Wednesday, 27 January 2010
Without a doubt the biggest blockbuster exhibition in London for the next few months is going to be The Real Van Gogh at the Royal Academy of arts. I was fortunate enough to be invited to a pre-opening viewing with press and education staff, complete with background lecture and free wine, and I can tell you right now, you're going to want to see this
Some art exhibitions attempt to shock its patrons with edgy installations, others seek the familiar. Then there's this one, which takes an iconic figure like Van Gogh and digs through the legend so that we can appreciate the real human being behind the art.
So much of what we know about this man is caricature; the "troubled genius" with issues who cut off his own ear, and produced wild swirling paintings, a reflection of the confusion and turmoil within. This is the legend, but with this exhibition we learn the method behind the madness.

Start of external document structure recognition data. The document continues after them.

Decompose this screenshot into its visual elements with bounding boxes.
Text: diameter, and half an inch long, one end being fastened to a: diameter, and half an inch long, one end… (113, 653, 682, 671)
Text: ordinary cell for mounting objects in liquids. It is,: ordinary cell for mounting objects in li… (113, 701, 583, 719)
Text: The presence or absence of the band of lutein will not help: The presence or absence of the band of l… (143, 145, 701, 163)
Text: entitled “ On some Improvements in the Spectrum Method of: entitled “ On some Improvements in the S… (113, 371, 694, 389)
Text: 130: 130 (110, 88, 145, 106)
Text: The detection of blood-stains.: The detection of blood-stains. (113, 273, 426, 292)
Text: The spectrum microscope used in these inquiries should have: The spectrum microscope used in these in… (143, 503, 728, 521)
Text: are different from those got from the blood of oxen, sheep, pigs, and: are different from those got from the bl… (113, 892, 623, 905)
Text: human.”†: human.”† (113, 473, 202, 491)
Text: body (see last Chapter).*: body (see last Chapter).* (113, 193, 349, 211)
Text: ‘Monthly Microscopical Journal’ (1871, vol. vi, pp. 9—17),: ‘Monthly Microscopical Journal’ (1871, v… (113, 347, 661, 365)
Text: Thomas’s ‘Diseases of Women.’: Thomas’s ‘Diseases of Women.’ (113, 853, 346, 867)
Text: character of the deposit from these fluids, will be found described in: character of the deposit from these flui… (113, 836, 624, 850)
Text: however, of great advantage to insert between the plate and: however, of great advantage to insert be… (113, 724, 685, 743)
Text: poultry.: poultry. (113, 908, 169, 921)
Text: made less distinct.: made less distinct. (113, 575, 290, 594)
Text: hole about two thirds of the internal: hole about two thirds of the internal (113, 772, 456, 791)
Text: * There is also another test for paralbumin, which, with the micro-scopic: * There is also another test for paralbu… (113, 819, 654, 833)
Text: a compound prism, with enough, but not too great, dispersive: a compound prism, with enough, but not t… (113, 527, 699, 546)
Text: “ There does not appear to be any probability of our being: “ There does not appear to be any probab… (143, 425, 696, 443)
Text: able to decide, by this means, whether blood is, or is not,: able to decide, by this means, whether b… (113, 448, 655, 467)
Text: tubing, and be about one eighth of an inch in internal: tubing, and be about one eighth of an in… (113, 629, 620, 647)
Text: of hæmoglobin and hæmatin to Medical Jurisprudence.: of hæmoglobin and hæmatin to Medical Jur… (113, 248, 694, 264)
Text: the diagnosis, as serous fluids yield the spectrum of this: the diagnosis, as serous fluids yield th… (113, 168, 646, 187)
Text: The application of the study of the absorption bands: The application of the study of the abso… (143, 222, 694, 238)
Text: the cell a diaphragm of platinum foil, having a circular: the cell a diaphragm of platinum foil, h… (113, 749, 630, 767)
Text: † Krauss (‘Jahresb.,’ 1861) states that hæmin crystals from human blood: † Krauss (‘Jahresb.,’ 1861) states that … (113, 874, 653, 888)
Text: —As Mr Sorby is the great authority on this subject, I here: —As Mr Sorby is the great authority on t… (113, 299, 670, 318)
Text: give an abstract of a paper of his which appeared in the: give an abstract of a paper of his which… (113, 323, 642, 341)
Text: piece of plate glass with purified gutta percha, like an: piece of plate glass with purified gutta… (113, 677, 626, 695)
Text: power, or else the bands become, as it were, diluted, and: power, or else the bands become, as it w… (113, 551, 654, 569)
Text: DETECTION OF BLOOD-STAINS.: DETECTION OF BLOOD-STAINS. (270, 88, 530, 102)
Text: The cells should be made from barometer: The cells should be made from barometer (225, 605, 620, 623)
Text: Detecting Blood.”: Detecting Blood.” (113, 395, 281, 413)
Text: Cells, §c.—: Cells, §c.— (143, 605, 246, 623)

The exhibition tells the full story of Van Gogh's career, from his early beginnings living in the Hague, to his time in Paris, Arles and committing himself to hospital in Saint-Rémy.
But it's not just about the paintings, many of which are exquisite, even more so in person than I realised. We also get to see his letters, correspondence between Van Gogh and his younger brother Theo, who sent moral and financial support. These letters give us detailed insight into the thinking behind Van Gogh's work, and the meticulous and thoughtful process with which he perfected his art. It offers a wonderful new perspective on this man and the considerable talent at his disposal.
These letters are often accompanied by intricately detailed drawings of Van Gogh's paintings, some more detailed than the painting itself. One can see the full depth of Van Gogh's vision, as well as the development of his technique and skill over the years.
While many of his most famous works can not be seen in this exhibition (the Van Gogh museum in Amsterdam has the rights to those), this is is still a must for any fan of Van Gogh, or of art in general, providing an unrivalled, detailed insight into the man, the method, and the genius.